Ignore the box score; Dan Wilson didn't strike out twice. I don't care what Tim Timmons had to say about it, because Wilson didn't go around in the fifth inning. If you don't get a good look at where the head of the bat ends up during a check swing, why err on the side of the pitcher? That pissed me off.
At one point during the game, WGN ran an ad for Ultimate Arena Paintball, which is being broadcast later tonight. Apparently, it's an "exciting new extreme sport". You can't make this stuff up.
Adrian Beltre had a miserable day at the plate, finishing 0-4 with a strikeout and looking lost each time. Buehrle was hammering the outer half of the plate all day against him, just like Vizcaino did last night, and Beltre couldn't make solid contact. I'd be more concerned, but remember that he's still dealing with a sore back that can make it difficult to extend your swing to cover the whole strike zone. With a hurting Beltre and a sick Sexson, this lineup is in a world of hurt.

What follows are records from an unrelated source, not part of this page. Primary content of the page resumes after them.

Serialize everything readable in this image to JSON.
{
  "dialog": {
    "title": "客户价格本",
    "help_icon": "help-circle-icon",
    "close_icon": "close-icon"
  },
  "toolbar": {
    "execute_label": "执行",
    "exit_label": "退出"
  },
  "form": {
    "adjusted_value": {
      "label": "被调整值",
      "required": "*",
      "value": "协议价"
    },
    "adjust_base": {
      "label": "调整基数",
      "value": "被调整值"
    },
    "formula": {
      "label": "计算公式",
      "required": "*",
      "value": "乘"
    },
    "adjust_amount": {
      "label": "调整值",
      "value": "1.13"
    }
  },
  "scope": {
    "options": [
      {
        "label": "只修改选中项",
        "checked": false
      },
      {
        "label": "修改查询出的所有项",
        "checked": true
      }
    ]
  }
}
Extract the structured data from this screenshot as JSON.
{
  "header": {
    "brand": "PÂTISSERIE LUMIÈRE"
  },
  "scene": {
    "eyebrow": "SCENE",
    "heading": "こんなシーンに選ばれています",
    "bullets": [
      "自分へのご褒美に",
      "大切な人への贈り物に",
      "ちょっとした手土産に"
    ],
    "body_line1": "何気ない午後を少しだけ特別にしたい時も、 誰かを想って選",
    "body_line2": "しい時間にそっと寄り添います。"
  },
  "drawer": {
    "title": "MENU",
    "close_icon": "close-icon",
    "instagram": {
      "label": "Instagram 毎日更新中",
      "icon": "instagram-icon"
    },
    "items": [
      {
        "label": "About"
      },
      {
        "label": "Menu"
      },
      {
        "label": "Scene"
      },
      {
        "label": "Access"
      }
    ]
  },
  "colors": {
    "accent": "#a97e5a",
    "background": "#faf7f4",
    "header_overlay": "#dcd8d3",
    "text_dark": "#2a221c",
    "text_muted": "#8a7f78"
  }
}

Gil Meche will test out his elbow tomorrow against ol' Freddy the Headcase at 3:05pm EDT. The bad news is that we don't know how Meche will do as his pitch count rises, but the good news is that Chicago has failed to complete a single sweep this year after winning the first two games of each of their series. By the fifth inning tomorrow, we'll know a lot more about Meche than we do right now. Until then, just think thappy thoughts.